The Apply Functions processor applies a Snowflake function to one or more columns. When you configure the processor, you specify the columns to apply the function to, the function to use and related details, and the output columns for the results.

You can use this processor to apply the following types of Snowflake functions:
  • Date and Time - Manipulates datetime data, such as extracting part of the date or converting the time zone.
  • Numeric - Manipulates numbers, such as finding the cosine or square root of a number.
  • Geospatial - Manipulates geospatial data, such as returning the number of points in a geospatial object or combining Geography objects.
  • String - Manipulates strings, such as trimming trailing characters or converting case.
  • User-defined functions - Manipulates data based on a custom function.

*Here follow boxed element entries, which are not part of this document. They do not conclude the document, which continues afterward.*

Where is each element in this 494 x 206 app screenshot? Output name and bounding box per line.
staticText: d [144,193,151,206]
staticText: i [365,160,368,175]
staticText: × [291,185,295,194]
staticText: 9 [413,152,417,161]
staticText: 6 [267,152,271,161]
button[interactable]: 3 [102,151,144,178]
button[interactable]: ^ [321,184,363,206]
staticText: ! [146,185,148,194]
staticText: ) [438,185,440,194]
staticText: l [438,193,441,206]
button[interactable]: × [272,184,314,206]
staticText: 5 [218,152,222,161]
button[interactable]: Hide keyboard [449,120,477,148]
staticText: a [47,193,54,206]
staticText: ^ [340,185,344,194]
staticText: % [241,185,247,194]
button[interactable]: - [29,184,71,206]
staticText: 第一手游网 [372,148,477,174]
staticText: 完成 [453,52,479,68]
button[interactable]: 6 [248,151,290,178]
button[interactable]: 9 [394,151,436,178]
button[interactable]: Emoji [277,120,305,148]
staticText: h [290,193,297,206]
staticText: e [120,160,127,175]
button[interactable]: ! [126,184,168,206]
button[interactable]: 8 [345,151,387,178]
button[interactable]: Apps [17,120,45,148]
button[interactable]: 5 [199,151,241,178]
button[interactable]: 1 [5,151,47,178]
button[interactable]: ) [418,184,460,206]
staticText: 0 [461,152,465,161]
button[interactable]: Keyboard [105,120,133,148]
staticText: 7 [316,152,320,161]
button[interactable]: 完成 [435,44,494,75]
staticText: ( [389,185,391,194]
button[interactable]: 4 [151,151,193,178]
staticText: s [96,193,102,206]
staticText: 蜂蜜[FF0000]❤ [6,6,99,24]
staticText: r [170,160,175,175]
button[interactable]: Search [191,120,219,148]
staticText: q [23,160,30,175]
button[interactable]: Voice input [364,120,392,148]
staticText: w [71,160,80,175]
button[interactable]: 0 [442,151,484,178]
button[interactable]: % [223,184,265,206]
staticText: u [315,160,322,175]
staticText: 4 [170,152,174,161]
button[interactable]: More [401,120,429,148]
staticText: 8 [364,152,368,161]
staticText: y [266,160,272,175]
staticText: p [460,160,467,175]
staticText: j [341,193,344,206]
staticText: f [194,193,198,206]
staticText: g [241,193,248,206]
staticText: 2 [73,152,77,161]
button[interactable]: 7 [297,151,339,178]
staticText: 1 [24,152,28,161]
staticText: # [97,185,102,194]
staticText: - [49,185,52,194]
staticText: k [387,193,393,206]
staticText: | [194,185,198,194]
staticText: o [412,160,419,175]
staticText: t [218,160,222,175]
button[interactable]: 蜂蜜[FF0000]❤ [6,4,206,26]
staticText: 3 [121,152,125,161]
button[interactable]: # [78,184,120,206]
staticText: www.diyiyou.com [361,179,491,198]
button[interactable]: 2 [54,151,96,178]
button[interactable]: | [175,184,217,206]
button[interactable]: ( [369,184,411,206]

For details about Snowflake functions, see the Snowflake documentation.

Specifying Columns

When you configure the Apply Functions processor, you define a Column property that specifies the input columns to apply functions to. You can specify a single column or enter a regular expression that evaluates to a set of columns.

You also configure the Output Column property to specify the output columns for the results of the calculations. As with the Column property, you can specify a single column or enter a regular expression that evaluates to a set of columns. If you do not specify an output column, the Apply Functions processor overwrites the data in the input columns.

When specifying regular expressions for the input and output columns, ensure that each input column has a corresponding output column and that the output column names are unique.

Output Column Variables

When you specify a regular expression in the Output Column property, you can use the following variables to generate output column names based on input column names:

Original column name variable
Use $0 as a variable to represent the original column names. This allows you to specify additional characters as a prefix or suffix for the original column names.
For example, to use customer_ as a prefix for all existing column names, enter customer_$0. If the processor applies the function to an input column named address, then it writes the results of the calculation to a customer_address output column.
Regular expression group variables
You can use the following variables to represent groups in the input column regular expression:
  • $1 - Represents the first group in the expression, reading left to right
  • $2 - Represents the second group
  • $3 - Represents the third group, and so on.
For example, say you use (sales)_(.+) to define the input columns to apply a function to. Then, when you define the output column, you can use $1 to represent (sales) and $2 to represent (.+), as follows: total_$1-$2.
If the processor applies functions to an input column named sales_spain, then it writes the results of the calculation to a total_sales-spain output column.